Brown digital library site.

DEMO: NoteTab Pro. Showed MODS tools (building MODS through prompts), using NTB to create METS record and package. THIS WAS A VERY COOL DEMO! Can’t really do it justice here in the notes.

Speaker 5 (second speaker from second half): Terry Reese, Oregon State University

Terry is the Digital Production Unit Head @ OSU and was named a 2005 “mover and shaker” by Library Journal. Terry has a software dev. background.

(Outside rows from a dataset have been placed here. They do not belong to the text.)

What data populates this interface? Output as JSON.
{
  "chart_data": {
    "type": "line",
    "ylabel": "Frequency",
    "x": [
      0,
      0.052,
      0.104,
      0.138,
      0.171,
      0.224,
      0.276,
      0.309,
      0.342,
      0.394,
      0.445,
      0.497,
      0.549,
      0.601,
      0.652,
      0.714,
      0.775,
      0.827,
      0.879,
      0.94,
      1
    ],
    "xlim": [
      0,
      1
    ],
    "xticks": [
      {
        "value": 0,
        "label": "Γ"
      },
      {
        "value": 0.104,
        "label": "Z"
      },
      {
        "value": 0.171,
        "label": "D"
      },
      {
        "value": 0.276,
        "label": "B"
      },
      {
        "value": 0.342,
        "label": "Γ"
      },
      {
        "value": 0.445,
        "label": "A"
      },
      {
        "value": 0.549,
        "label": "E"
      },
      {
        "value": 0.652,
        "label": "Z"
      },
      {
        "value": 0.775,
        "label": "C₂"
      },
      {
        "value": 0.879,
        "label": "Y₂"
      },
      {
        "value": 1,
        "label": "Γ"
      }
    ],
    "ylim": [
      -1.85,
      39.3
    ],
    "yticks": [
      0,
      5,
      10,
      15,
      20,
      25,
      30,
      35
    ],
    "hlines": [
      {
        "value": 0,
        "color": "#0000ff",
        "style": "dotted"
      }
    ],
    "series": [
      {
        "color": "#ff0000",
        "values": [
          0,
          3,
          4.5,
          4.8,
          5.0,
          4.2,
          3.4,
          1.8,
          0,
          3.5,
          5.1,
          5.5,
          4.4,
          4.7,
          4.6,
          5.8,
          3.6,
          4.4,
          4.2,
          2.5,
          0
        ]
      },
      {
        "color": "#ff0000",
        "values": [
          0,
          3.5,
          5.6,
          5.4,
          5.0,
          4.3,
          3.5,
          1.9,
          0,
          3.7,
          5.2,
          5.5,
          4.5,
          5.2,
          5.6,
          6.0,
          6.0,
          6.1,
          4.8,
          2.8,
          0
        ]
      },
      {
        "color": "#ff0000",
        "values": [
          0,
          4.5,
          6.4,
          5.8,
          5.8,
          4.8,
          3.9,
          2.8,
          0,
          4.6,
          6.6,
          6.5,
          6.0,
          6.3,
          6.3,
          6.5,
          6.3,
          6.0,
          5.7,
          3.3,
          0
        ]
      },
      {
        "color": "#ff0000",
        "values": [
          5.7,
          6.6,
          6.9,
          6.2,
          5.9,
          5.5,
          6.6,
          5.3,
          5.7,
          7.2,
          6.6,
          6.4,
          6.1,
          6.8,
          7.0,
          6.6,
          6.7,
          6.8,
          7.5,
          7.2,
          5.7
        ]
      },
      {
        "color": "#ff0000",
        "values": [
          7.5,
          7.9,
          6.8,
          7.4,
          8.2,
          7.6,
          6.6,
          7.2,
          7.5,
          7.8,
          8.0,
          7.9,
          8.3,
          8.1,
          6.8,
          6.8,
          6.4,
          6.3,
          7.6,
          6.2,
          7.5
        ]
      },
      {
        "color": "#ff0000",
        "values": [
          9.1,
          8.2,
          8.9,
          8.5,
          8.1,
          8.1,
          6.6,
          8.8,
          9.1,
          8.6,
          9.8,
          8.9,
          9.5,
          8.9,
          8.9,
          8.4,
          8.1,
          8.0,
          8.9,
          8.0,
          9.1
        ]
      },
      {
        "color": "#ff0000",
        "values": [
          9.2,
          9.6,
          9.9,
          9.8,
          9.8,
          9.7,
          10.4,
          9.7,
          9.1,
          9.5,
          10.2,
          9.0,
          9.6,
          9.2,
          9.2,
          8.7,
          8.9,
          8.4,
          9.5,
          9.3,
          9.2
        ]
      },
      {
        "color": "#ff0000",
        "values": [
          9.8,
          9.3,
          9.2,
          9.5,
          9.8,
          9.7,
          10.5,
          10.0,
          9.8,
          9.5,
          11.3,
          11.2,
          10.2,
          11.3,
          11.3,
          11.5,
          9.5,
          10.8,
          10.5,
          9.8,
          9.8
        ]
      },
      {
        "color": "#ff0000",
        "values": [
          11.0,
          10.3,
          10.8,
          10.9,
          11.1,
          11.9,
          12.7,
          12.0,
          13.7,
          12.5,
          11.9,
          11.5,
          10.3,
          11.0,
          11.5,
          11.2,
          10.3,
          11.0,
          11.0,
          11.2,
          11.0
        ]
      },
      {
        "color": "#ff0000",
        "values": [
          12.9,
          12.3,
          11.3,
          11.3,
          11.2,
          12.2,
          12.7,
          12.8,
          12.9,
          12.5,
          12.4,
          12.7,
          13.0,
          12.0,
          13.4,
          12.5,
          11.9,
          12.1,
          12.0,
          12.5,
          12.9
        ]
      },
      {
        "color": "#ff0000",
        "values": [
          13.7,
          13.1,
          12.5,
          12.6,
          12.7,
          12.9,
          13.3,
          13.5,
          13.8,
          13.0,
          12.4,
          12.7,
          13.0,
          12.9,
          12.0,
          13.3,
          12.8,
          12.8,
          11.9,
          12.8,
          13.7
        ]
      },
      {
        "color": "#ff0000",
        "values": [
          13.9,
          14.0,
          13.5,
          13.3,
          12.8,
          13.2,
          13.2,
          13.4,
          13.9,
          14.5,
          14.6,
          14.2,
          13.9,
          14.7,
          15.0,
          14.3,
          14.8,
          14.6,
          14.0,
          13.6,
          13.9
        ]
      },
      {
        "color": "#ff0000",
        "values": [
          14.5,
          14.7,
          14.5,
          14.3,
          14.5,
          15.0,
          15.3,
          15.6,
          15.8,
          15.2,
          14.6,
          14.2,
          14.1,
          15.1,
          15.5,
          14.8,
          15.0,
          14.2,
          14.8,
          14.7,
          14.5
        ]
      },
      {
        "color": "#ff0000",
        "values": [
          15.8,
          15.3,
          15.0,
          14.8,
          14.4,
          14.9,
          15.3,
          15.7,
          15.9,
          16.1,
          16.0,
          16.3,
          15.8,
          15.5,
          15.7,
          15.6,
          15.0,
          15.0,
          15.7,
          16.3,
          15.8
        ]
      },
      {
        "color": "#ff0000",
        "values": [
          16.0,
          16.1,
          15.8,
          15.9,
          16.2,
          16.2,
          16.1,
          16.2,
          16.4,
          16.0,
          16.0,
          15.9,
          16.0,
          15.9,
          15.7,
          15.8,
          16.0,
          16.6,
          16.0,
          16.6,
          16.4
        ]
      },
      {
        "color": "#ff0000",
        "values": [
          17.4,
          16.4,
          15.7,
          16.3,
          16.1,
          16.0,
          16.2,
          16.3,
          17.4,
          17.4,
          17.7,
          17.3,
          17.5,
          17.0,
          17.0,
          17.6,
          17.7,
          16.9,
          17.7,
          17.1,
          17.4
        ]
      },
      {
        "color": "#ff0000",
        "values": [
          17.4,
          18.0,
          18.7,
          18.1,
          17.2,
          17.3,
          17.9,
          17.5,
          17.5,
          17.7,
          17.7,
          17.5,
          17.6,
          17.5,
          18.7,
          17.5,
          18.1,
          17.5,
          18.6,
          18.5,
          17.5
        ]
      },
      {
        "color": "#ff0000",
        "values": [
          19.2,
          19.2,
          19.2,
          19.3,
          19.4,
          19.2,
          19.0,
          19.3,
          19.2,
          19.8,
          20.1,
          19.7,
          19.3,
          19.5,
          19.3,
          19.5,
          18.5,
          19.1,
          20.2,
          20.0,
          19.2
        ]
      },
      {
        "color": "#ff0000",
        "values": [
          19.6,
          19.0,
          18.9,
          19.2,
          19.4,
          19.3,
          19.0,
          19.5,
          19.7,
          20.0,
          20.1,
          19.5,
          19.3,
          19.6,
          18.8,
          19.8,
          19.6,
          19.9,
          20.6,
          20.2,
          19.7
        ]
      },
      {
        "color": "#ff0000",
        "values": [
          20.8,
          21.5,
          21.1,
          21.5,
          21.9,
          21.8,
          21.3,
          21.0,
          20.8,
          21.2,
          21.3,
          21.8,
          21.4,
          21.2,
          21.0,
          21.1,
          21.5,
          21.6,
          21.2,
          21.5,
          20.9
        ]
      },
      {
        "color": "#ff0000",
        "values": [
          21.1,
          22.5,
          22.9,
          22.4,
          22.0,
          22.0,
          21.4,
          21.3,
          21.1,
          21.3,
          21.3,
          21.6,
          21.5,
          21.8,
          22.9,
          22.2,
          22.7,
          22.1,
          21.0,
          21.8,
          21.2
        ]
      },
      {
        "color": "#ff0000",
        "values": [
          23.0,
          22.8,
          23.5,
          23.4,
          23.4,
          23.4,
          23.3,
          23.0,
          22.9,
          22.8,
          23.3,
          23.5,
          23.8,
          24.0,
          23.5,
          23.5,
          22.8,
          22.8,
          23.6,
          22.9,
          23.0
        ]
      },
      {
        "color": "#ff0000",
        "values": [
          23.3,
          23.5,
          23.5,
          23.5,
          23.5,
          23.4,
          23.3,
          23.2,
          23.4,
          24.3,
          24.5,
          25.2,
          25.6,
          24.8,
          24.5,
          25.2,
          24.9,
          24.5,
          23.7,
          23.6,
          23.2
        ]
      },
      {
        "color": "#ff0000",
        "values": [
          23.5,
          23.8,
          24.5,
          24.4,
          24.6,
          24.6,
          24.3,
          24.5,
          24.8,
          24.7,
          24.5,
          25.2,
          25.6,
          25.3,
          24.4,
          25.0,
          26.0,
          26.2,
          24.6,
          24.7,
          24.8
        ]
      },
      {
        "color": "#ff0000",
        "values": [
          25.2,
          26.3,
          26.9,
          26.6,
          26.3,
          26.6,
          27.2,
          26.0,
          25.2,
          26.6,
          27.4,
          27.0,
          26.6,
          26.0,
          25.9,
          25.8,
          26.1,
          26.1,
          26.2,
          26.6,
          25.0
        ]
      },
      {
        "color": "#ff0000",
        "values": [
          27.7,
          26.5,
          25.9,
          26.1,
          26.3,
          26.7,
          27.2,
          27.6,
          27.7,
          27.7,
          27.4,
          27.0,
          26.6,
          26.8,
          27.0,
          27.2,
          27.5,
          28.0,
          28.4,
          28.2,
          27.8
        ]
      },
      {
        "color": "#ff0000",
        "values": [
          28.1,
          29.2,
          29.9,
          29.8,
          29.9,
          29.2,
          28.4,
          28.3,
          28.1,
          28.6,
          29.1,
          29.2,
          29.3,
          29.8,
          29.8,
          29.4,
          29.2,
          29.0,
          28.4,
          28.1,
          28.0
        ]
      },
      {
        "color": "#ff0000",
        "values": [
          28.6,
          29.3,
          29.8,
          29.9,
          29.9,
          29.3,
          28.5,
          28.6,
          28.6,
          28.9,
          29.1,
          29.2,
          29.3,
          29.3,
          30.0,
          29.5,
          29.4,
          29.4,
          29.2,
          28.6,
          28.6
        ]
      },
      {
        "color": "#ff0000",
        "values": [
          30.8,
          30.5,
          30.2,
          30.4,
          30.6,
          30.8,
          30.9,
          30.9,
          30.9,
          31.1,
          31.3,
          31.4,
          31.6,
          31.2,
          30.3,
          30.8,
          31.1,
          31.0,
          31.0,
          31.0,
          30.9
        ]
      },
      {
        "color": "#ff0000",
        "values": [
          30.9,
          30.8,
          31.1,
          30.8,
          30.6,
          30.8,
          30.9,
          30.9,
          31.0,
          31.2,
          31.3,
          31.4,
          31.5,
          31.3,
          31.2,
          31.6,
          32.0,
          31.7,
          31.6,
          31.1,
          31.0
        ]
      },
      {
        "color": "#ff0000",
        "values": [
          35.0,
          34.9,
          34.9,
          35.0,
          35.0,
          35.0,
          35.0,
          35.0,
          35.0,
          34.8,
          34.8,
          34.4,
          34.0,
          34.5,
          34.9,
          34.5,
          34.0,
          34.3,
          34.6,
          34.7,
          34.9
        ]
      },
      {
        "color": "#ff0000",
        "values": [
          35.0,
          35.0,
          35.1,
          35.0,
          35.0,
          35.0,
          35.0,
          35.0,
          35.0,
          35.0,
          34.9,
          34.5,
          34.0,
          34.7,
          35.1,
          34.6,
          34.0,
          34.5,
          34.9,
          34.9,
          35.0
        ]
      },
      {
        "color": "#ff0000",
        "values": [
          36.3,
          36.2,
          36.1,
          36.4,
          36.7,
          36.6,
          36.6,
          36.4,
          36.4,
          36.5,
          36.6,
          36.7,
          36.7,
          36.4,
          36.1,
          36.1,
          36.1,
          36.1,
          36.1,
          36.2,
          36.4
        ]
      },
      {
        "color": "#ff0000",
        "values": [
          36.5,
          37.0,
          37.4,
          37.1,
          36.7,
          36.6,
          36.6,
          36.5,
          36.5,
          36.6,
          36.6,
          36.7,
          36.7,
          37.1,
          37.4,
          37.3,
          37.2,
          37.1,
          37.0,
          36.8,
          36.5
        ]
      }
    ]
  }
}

Started by giving some background on metadata interoperability and metadata tools: proliferation of metadata schemes; differences in best practices is also a source of some problems. Cited the Indiana study that showed metadata creation costs of about $3/book for copy cataloging, $27/book original, $20/these .

In some cases, things are being cataloged more than once: things that go into DSpace or ContentDM. Now, they only create one record and derive/repurpose for other uses.

Challenges of interoperability: one-to-many, many-to-one transformations (this is the problem of going from less to greater semantic richness, or vice versa, same problem Moen touched on in his talk). Other problems include different hierarchies and “spare parts” – leftover content that doesn’t fit anywhere. It may be better to discard than to try to make non-fitting data fit?

MARCEdit crosswalking tool uses MARCSML as control schema to facilitate transformations. Due to the nature of its design (network, or star), no more than two tranformations will take place (looks like a wheel).

DEMO of MARCEdit. Transformed an EAD record to MARC. It also has a MARC editor for people who aren’t comfortable editing MODS directly.

Also has an OAI harvester built in to grab OAI records and transform them into MARC. They use it at OSU to grab DSpace records and input into the library catalog.

This was a great Demo and there is a lot more to Terry’s presentation than I’m reflecting in these notes. His PPT will have more detail. It was a very impressive tool and a wonderful way to end this long session; it gave me the sense that non-programmers could get their hands on some tools and actually do some transforming. A great way to become familiar with these various schema. See Terry’s site for links to MARCedit and other goodies.